I want to hear everything about him. Every single little thing. I want to know him better than I know myself. I want make any and all pain he feels dissapear. I want to show him the beauty I see in him. The beautiful world we live in. I want to see his smile that lights me up inside and his eyes that shock my body every time I see them.

I wish I could go to the whole world and yell out "I love this guy!" I want to scream at the top of my lungs how much he means to me. I want him to hear all of it.

I want to feel my heart drop to my stomach every time I talk to him. I want to feel the butterflies every time I see him. I want to feel my heart speed up and threaten to break my rib cage every time I hear his sweet voice. I want to feel his hand in mine and how perfect that would be. I want to feel the shocks I get every time I hug or High five him. I want to see the fireworks of the greatest kiss with him.

I want to him to listen and see all of this and think "wow, this girls amazing." I want him to say "this girl is the one." I want to be the only one he needs, the only girl who he will ever love. I want to be there every second, living the fairy tale I dream of every second I'm still breathing.

I want him to smile brighter than every star in the whole universe, lighting up my heart.
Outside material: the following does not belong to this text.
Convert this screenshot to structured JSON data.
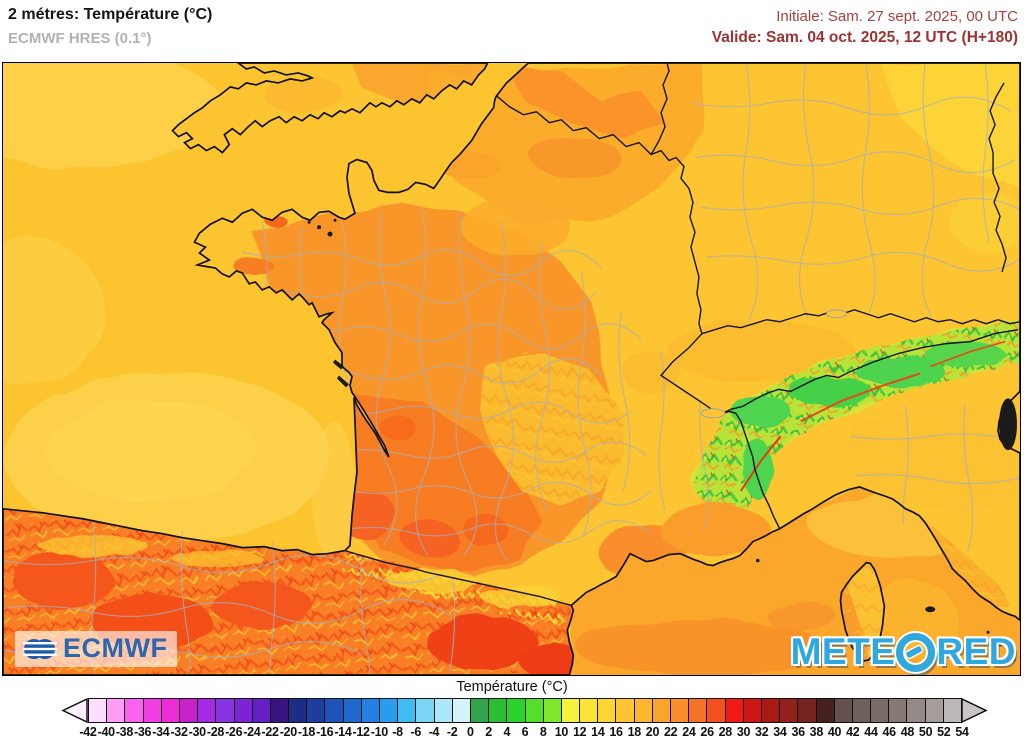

I want yo see his eyes tear up in happiness and feel the same way I do every time a thought of him crosses my mind.

I don't want him to feel the pain I do. When I know I can't do anything, when I'm just another ordinary monster, when the old scars Start to show again. All the tears I've flooded into my pillows at night. All the pain I feel every second. All the blood I've lost and all the perfect smoothe skin I've destroyed. I don't want him see the monster Ive become, and all the demons crawling in my mind telling me all these things.

I don't want him to see all my imperfections, all the things I hate about myself, all the ugly things about me. All the time I look into the mirror and see the uglyness of myself. All the screaming wishing I could be a beautiful person. All the comments that haunt me from my past.

I don't want him to hear the demons in my head, all the nasty comments haunting me from the past, all the bad thoughts I get these days. I don't to see him infected with my sickness.

I don't want to see him die from what's killing me inside. The cancer, the anxiety, the memories slashing on my insides. The pain that will never go away.

I don't want him to see every fear I have, every moment I worry over the little things, every thought that tells me "you shouldn't exist."

I just want him to see me. Like the way I see him, the beautiful inside and out person. The extremely caring, loving, funny, attractive, energic man. Even the mistakes, the weird little things, the oblivious personality. I love every little thing. And that's all I want him to see. It's all I want to tell him. But I can't.